Spatial transcriptomic and morpho-functional information derived from single mouse FFPE slides allows in-depth fingerprinting of lung fibrosis.

Background: Transcriptome profiling by RNA sequencing (RNAseq) can provide insightful information on the molecular processes underlying disease development and progression. Although fresh tissue represents the preferred source material for RNAseq, here, we investigated the feasibility of applying RNAseq analysis to single 10 μm thick formalin-fixed and paraffin-embedded (FFPE) lung slides from the lungs of control and bleomycin (BLM)-treated mice. This approach aims at providing spatial-oriented transcriptomic data, that can be integrated with in vivo and ex vivo readouts obtained on the same sample, as a way to enhance the mechanistic information and biomarker/target discovery potential of preclinical models of fibrotic lung diseases.

Methods: RNAseq analysis was conducted on individual FFPE slides from the lungs of both controls and BLM-treated mice. The results were initially validated by comparison with publicly available bulk data from fresh-frozen (FF) mouse tissues, both untreated and BLM-treated, as well as human idiopathic pulmonary fibrosis (IPF) biopsies. Unsupervised cluster analysis was performed on Differentially Expressed Genes (DEGs) distinguishing untreated and BLM-treated fibrotic lung samples. For each sample, Pearson correlation analysis was used to compare expression levels of individual gene clusters with Ashcroft Scores and aeration compartments quantitatively assessed on the matched 2D micro-CT coronal slice.

Results: Over 90% of annotated genes within the FFPE dataset were shared with gene signatures retrieved from FF bulk datasets. Differentially modulated gene clusters were mainly found to be associated with extracellular matrix (ECM) organization, tissue remodeling, and inflammatory response pathways. For each sample, expression levels of individual gene clusters were highly correlated with 2D histology readouts and aeration compartments determined on matched 2D coronal slices by micro-CT imaging.

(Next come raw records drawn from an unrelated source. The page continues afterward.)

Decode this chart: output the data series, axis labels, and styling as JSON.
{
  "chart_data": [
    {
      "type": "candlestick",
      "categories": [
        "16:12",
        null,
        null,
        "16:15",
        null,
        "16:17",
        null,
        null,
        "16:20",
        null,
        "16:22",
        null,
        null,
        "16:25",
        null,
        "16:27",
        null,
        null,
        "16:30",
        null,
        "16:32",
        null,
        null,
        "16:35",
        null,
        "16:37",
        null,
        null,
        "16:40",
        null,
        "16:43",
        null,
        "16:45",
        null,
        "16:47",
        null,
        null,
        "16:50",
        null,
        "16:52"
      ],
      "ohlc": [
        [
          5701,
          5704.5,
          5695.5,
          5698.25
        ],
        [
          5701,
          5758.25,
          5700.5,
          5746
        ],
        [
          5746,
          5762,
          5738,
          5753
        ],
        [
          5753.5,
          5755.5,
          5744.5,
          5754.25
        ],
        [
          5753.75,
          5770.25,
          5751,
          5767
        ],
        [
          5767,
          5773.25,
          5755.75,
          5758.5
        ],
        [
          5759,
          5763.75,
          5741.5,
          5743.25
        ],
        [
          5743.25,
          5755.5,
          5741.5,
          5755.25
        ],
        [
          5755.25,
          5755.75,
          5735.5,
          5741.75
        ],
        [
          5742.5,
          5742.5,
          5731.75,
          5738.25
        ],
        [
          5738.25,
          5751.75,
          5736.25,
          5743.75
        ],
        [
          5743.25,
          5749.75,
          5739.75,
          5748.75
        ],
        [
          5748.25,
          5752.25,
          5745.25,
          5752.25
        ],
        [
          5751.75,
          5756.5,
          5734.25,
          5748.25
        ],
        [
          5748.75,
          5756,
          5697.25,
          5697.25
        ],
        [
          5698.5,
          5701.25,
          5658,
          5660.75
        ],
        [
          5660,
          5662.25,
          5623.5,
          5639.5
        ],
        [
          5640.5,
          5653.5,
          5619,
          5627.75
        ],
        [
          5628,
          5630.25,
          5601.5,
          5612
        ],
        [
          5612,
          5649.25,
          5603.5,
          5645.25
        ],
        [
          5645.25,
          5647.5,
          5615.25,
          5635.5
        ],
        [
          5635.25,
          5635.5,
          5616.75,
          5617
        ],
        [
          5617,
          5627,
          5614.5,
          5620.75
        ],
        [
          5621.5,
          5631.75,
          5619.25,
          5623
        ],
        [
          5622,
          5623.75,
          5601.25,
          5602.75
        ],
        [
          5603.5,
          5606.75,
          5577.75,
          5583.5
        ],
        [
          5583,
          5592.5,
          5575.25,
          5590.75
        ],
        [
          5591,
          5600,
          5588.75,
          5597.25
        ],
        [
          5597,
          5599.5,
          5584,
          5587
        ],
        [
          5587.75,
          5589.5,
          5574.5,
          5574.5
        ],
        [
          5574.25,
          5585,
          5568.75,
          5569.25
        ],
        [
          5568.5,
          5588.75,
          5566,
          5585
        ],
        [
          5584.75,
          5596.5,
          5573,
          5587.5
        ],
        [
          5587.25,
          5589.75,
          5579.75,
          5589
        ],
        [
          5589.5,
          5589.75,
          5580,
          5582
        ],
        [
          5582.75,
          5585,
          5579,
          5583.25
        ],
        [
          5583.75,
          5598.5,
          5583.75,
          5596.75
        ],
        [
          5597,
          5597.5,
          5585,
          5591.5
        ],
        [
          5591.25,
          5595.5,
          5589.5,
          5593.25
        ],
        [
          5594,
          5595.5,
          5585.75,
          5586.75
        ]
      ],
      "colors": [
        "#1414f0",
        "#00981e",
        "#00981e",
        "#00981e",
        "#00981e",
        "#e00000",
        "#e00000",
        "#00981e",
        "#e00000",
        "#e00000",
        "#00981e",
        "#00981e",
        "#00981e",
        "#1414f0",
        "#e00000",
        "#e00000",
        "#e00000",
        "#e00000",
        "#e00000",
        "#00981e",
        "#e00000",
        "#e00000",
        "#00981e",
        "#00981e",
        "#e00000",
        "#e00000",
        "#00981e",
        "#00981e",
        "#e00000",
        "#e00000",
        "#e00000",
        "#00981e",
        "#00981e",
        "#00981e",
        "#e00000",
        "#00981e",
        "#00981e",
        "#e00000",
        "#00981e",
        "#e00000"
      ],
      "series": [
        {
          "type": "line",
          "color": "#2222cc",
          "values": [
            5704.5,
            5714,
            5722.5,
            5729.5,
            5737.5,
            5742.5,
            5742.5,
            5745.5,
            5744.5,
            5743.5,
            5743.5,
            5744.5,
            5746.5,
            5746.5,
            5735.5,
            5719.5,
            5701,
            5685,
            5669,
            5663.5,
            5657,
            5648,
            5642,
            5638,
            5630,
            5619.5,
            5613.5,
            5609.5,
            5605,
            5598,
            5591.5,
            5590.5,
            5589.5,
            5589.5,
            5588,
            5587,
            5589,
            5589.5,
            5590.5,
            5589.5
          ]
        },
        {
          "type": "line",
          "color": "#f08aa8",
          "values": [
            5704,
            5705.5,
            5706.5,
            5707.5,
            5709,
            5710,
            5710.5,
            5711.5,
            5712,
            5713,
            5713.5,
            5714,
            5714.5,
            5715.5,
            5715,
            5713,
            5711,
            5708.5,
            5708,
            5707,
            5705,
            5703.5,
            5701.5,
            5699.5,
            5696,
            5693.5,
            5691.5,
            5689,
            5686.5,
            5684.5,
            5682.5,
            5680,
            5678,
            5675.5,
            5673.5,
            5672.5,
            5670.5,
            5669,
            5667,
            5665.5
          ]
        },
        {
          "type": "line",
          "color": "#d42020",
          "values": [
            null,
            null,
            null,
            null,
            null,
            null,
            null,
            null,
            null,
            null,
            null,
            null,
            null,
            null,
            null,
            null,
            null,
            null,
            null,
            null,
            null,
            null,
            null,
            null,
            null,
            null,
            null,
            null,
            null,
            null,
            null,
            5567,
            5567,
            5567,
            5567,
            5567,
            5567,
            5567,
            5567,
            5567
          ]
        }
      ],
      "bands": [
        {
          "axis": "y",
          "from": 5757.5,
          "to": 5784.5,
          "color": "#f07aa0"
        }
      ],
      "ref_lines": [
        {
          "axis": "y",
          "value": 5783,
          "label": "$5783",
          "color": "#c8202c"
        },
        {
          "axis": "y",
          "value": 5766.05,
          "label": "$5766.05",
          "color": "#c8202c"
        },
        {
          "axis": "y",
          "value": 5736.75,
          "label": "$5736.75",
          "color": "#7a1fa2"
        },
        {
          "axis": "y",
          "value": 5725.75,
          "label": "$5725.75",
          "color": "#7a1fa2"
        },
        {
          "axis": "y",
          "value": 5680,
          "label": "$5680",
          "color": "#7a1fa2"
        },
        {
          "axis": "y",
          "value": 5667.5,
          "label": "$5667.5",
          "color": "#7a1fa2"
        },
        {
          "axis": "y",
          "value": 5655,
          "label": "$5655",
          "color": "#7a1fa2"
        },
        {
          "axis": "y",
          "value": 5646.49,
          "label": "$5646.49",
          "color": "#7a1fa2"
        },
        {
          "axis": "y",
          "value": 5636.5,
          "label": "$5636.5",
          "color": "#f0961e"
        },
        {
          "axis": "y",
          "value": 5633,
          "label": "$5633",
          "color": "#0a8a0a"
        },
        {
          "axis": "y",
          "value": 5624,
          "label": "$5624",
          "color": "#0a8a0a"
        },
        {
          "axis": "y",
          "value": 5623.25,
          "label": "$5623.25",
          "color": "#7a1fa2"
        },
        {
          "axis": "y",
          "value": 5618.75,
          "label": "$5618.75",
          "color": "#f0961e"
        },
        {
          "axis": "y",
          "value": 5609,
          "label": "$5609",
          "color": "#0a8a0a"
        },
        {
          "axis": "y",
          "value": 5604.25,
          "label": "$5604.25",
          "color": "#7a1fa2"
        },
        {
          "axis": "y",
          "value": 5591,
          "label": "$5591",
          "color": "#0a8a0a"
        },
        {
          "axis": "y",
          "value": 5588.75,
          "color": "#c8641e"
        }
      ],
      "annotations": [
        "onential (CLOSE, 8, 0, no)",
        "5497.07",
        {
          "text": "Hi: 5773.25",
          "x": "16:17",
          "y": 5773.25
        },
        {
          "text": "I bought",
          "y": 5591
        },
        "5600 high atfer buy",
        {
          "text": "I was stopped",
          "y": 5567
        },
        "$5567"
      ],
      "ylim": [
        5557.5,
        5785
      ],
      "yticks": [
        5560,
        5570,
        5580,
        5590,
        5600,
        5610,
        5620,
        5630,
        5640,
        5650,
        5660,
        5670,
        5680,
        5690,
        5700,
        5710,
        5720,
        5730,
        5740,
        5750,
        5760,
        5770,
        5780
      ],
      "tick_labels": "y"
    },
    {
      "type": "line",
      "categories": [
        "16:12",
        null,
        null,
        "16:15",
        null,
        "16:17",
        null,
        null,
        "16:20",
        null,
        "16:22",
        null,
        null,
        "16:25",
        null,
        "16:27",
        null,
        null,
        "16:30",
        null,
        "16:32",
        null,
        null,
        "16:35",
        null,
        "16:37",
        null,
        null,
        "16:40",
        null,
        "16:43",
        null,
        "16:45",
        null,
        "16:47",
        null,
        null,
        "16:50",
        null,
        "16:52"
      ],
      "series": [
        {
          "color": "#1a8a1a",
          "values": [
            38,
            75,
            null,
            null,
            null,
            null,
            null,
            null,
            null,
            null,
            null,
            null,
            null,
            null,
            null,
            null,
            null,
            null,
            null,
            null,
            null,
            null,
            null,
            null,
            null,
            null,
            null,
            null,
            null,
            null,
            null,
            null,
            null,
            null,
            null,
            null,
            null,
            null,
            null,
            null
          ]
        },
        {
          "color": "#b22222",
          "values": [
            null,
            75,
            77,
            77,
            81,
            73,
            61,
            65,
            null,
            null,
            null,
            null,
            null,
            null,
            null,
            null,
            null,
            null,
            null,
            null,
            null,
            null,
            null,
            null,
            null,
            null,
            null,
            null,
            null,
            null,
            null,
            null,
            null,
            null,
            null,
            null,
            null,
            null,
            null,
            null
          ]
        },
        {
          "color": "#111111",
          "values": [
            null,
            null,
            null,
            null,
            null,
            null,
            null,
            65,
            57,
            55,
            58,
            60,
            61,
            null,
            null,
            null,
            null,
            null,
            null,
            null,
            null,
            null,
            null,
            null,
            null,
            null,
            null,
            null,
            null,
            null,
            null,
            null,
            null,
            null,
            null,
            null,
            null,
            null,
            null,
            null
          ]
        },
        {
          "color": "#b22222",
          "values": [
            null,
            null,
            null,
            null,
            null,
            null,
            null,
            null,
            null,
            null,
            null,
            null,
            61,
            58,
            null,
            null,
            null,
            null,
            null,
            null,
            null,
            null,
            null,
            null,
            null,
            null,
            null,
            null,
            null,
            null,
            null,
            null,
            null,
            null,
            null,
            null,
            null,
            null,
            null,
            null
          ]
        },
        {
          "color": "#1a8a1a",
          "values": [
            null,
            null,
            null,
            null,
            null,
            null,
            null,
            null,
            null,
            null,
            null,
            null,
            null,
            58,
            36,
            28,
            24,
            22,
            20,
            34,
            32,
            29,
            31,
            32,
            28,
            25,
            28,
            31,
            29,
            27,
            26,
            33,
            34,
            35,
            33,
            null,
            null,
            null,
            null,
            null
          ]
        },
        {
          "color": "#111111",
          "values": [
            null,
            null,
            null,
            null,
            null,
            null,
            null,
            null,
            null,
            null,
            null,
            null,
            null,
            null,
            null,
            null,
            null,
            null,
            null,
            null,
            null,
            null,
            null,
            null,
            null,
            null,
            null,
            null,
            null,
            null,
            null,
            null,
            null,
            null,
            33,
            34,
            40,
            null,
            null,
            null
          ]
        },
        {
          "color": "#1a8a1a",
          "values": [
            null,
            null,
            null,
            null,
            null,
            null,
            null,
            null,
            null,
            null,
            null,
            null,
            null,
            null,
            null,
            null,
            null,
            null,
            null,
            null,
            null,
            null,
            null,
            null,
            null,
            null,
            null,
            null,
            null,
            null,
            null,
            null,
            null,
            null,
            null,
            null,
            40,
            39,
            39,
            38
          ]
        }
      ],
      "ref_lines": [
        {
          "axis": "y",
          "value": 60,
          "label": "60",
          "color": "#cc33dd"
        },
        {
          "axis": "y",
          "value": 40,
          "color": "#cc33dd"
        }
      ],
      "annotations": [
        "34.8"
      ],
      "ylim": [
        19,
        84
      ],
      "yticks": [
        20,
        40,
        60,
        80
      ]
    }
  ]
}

Conclusions: FFPE lung tissue represents a valuable alternative to fresh tissue for RNAseq analysis, allowing to achieve a more precise, spatially oriented picture of pulmonary disease development. This approach is thus instrumental to a better characterization of the molecular changes associated to each sample. It can also contribute to a more informed interpretation of histology and micro-CT imaging data, paving the way to the identification of translationally relevant biomarkers as well as novel candidate targets for the development of more effective therapeutic interventions.